Scooping the cranial soil, the bug, and the casing into a ziplock, I wrote the MCME ID number, date, and my name on the outside of the plastic. The sample might never be processed, but better to err on the side of caution.

Using a scalpel, I chipped flakes from the candle wax coating the outer surface of the crown and sealed them into a second ziplock. Scrapings of the “blood” stain went into a third.

Then I turned back to the X-rays. Slowly, I worked through the frontal, lateral, posterior, superior, and basal views Hawkins had provided.

The skull showed no signs of trauma or disease. No metallic trace that would indicate gunshot wounding. No fractures, bullet entrance or exit holes, or sharp instrument gashes. No lesions, defects, or congenital anomalies. No restorations, implants, or indicators of cosmetic or corrective surgery. Not a clue as to the girl’s dental or medical history. Not a hint concerning the reason for her death.

Frustrated, I reexamined both the skull and the X-rays under magnification.

Nope. The cranium was remarkably unremarkable.

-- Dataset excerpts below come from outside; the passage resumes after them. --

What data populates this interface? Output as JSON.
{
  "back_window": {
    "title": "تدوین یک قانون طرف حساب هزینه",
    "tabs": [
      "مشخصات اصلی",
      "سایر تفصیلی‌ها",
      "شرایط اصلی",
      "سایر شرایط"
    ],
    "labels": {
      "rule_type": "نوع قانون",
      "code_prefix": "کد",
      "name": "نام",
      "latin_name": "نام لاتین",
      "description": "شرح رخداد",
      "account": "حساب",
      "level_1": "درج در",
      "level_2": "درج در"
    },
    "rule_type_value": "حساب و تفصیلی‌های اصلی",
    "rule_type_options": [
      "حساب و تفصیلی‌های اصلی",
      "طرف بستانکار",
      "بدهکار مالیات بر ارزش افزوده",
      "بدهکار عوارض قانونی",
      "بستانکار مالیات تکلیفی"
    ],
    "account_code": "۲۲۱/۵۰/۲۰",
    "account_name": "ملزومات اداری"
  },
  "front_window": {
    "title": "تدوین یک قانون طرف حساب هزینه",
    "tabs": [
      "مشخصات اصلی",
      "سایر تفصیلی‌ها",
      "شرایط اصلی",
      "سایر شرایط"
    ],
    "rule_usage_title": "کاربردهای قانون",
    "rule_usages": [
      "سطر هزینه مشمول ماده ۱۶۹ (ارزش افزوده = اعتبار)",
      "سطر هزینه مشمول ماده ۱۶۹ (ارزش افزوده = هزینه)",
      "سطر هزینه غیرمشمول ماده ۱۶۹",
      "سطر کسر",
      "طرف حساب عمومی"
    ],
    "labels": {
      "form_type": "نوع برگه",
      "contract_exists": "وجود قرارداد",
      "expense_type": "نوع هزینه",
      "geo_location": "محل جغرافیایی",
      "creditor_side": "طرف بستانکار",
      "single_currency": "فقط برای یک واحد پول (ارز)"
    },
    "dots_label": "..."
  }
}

Discouraged, I ran through a mental checklist of methods for PMI estimation with dry bone. Ultraviolet fluorescence, staining for indophenol and Nile blue, supersonic conductivity, histological or radiographic structure analysis, nitrogen or amino acid content evaluation, Bomb C14 testing, calculation of fat transgression, carbonate, or serological protein levels, benzidine or anti-human serum reaction.

Though I’d forward the pill bug and casing to the entomologist, I doubted either would be of much use. They could have come from the fill, drifting into the skull years after the girl had died.

The Bomb C14 was a possibility. Testing might show whether death occurred, roughly, before or after 1963, the end date for atmospheric testing of thermonuclear devices. But based on bone quality, I doubted PMI could be greater than fifty years. Besides, given budgetary restraints, Larabee would never cough up the funds for C14.